One reason why they think of AI bots is that they think it’s plainly impossible to talk with dead people and, therefore, the SoulPhone must logically be fraudulent. Critics making this charge usually ignore the pile of anecdotal evidence which appears to show that consciousness survives death of the physical body.


Much cynical speculation about soul phones reminds me of horror film mentality. It’s as if we’ll open some Pandora’s box and out springs pure evil.

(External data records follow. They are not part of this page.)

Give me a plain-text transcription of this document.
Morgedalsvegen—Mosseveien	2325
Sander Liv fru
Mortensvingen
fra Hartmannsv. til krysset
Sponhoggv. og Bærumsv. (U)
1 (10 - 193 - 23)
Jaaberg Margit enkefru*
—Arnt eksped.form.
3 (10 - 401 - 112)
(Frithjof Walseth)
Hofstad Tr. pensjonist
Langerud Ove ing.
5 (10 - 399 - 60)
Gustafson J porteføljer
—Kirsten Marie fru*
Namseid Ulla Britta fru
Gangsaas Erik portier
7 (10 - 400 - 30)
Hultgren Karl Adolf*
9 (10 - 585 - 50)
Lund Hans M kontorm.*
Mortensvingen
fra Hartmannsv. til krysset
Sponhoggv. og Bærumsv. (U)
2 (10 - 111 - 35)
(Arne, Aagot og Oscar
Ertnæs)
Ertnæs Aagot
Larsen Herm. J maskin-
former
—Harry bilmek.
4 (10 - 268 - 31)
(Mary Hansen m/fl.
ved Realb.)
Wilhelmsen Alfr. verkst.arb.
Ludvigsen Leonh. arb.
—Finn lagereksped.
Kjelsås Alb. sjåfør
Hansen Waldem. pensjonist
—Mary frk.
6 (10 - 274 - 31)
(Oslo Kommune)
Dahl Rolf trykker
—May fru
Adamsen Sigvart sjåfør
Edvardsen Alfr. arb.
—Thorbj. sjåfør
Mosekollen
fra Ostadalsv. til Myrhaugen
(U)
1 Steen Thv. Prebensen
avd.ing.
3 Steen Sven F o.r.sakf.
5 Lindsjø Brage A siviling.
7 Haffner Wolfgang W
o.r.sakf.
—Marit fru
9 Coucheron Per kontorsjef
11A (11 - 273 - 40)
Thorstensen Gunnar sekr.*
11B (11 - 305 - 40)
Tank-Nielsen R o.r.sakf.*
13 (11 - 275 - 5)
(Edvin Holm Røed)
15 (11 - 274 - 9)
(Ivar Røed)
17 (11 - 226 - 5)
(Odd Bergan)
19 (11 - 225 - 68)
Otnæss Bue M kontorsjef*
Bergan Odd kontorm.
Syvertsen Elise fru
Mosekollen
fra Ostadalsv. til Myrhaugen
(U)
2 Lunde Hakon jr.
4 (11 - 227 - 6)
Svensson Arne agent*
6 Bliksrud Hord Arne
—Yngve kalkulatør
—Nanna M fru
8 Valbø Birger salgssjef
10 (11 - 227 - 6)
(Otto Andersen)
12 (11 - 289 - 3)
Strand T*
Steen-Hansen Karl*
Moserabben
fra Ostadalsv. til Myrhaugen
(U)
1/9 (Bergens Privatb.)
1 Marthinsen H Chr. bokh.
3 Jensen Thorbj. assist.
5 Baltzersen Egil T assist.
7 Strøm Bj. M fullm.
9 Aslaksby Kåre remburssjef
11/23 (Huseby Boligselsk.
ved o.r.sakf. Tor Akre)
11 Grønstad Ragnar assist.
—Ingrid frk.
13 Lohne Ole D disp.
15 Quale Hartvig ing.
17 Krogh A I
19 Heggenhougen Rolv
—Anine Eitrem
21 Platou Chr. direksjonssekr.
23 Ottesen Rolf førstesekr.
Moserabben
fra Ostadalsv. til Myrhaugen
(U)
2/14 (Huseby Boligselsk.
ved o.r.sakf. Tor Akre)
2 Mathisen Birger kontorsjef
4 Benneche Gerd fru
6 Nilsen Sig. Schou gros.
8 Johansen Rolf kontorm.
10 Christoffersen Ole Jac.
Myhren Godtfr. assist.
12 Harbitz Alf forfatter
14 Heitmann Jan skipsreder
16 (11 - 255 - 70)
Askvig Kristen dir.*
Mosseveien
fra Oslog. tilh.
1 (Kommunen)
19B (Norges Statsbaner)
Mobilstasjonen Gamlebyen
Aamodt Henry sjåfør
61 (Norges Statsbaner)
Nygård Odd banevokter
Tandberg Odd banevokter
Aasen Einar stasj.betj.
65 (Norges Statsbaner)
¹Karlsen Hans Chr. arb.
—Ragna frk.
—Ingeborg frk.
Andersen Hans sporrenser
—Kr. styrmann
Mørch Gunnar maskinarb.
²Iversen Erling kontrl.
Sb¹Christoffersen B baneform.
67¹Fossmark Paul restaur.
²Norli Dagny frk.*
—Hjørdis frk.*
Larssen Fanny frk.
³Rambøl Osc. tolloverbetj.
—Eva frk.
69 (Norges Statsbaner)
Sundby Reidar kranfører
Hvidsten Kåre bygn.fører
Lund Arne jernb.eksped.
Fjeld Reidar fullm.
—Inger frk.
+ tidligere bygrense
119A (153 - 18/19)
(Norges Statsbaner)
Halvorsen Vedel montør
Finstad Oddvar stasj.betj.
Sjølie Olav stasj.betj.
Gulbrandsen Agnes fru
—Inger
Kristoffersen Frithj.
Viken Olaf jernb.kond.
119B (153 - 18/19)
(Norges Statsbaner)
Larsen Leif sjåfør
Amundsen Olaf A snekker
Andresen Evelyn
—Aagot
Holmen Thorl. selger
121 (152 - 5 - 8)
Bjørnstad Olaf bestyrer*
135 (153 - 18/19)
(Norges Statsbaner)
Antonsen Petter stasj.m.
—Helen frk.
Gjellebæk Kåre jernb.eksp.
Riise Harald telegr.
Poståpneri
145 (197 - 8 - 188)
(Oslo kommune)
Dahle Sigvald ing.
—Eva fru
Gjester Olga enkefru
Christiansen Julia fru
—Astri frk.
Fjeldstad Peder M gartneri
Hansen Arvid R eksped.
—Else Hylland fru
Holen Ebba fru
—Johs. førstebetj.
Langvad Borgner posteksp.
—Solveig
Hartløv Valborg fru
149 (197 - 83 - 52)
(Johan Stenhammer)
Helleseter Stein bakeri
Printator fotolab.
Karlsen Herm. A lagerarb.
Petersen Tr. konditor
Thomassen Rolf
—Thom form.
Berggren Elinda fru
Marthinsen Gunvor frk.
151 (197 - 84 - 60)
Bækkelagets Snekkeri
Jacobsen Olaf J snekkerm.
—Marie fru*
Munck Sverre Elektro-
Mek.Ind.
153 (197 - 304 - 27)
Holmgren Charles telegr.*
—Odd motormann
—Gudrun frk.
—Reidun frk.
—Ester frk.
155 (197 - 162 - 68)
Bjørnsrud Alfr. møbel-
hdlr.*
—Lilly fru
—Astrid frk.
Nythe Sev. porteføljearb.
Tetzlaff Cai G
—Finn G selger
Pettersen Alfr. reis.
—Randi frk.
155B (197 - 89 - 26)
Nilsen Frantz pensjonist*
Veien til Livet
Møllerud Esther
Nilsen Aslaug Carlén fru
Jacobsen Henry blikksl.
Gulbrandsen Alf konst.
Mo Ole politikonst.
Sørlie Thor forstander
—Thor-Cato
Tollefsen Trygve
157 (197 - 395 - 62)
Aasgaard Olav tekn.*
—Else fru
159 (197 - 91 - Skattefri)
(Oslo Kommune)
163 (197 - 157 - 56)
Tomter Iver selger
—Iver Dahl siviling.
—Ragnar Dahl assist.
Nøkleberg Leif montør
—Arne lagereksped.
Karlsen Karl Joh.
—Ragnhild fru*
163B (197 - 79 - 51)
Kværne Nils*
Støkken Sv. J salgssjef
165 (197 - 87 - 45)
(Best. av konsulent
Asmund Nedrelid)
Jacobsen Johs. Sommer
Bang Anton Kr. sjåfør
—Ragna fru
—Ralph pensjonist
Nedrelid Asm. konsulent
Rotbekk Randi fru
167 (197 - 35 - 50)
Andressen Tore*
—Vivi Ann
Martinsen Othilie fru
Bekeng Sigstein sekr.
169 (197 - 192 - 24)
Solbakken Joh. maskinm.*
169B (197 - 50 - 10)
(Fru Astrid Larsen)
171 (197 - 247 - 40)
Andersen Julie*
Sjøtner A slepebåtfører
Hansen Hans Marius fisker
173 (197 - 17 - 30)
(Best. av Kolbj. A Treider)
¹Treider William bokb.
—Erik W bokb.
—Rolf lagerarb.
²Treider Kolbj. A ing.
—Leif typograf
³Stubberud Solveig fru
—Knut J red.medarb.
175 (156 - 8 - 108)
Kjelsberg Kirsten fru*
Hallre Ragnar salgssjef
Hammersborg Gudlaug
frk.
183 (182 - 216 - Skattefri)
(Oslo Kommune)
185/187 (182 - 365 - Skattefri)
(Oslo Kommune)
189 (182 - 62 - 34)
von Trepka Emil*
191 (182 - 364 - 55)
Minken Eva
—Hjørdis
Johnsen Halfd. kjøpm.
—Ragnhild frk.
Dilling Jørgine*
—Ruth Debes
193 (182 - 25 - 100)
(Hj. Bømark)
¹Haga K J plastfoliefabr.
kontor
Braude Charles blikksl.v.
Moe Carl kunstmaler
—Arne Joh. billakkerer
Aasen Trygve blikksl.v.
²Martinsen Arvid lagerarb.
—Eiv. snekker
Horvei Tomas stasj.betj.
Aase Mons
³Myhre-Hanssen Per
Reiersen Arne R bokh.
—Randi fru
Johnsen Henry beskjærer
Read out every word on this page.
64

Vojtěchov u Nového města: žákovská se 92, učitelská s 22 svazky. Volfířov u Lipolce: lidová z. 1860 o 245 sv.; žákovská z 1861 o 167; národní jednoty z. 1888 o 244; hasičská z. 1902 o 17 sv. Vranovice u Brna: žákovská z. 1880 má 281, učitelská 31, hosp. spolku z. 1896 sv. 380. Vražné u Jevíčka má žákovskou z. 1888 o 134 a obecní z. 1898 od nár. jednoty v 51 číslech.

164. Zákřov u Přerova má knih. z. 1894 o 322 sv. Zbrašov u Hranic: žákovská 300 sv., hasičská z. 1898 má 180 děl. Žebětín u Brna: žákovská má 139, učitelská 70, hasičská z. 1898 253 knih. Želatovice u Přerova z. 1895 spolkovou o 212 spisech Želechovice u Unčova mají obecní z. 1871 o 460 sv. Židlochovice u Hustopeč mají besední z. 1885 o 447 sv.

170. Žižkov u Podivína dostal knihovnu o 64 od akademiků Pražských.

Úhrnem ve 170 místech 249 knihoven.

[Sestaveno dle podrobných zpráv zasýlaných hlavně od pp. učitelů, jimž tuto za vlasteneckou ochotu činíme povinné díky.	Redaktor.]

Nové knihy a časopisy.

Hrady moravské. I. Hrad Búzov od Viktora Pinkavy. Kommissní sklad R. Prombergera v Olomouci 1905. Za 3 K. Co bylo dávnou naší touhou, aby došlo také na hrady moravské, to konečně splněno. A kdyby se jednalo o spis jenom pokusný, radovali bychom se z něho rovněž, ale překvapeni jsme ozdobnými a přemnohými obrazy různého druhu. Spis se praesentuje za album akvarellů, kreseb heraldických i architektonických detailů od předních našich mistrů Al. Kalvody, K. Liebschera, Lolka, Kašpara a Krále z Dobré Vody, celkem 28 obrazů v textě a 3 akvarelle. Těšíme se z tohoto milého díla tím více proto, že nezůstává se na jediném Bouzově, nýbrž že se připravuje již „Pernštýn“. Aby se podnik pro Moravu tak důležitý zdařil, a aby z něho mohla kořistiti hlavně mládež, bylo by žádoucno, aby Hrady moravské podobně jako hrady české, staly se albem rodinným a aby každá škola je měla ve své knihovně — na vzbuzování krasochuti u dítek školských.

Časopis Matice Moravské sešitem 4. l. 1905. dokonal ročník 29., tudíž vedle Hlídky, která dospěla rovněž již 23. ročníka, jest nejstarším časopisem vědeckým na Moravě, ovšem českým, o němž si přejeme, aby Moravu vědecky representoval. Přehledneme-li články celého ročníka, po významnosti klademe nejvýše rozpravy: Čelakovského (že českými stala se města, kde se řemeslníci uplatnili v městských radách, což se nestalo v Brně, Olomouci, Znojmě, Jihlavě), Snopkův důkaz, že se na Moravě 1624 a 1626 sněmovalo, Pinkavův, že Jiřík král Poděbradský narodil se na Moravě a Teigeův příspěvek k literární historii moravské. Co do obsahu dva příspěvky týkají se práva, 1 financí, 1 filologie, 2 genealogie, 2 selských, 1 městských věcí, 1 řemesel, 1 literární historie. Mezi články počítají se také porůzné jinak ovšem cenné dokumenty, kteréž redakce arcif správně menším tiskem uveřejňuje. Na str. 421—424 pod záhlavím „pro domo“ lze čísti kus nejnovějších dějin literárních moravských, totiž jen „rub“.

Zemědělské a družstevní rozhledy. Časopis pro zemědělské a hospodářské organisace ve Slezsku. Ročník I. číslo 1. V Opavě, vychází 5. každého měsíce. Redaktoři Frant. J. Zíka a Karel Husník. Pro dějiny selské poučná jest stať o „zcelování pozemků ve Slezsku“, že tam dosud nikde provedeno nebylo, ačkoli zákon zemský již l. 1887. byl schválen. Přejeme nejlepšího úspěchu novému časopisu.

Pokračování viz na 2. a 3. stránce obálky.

One scary story to emerge is that people here would use a soul phone like a toy, which becomes an invitation for Ouija-Board style abuse. Malfeasant spirits might attempt so-called spirit possession, the stuff of horror films. While it is prudent to consider what bad things could happen for any potential invention or exploration, describing them in blood-curdling terms may not be either accurate or helpful.

Something often not mentioned, though, is that for communication to be established between the dimensions, physical humans need cooperation from “hypothesized spirit collaborators.” Cooperation implies that authorities on the other side have not metaphorically built a border wall to keep us out. They are aware of the consequences of establishing an open channel and have not sounded alarms about perils we might face.

Cynical skeptics often infer that people inventing ‘spirit communication’ devices haven’t thought any of this through.


It’s wise to be skeptical about any claims, be they wildly optimistic or excessively dire. Just like political or marketing rhetoric, there’s a tendency on both sides to exaggerate. People win attention by dramatizing their pro or con views, often without much naming of sources and by inferring that they know best.

Here are some tips for watching videos or reading literature (which could apply to different subject matter as well):

Is the overall message pro or con? Is the presentation fair-minded or clearly selling a viewpoint? Does it objectively offer contrary points of view? If not, note that you aren’t hearing the alternative side.

Is the language inflammatory or dismissive? For example, are people who hold opposing views called stupid, fools, idiots, or losers? Watch out.

Are sources of information cited or are generalized statements offered? Is it more unsubstantiated opinion? Has the presenter or author given you a way to check out the claims, or are you expected just to “trust me?”

Is the video attached to an action item like buying a product or service? Is the video clearly attempting to persuade you to spend money?

Is the intent of the video to scare you or to uplift you? For scary stories and cautionary tales, are positive solutions offered?

Are the titles or headlines of the videos misleading? Are they emotionally charged click bait?

Are you watching videos to learn new things or are you there to have your own beliefs reinforced? Are they preaching to you, the choir?


We live in a world where misrepresentation and false narratives run rampant and deep. It’s important to practice discernment with incoming information. Make sure that when you jump to conclusions, you’re not jumping onto thin ice and spreading rumors from sources that have not been vetted or even named.

Positive skepticism, which is the practice of asking plenty of questions and seeking alternative explanations, is a good thing. Ridicule, fear-mongering, and spreading false narratives aren’t, but they are rampant anyway.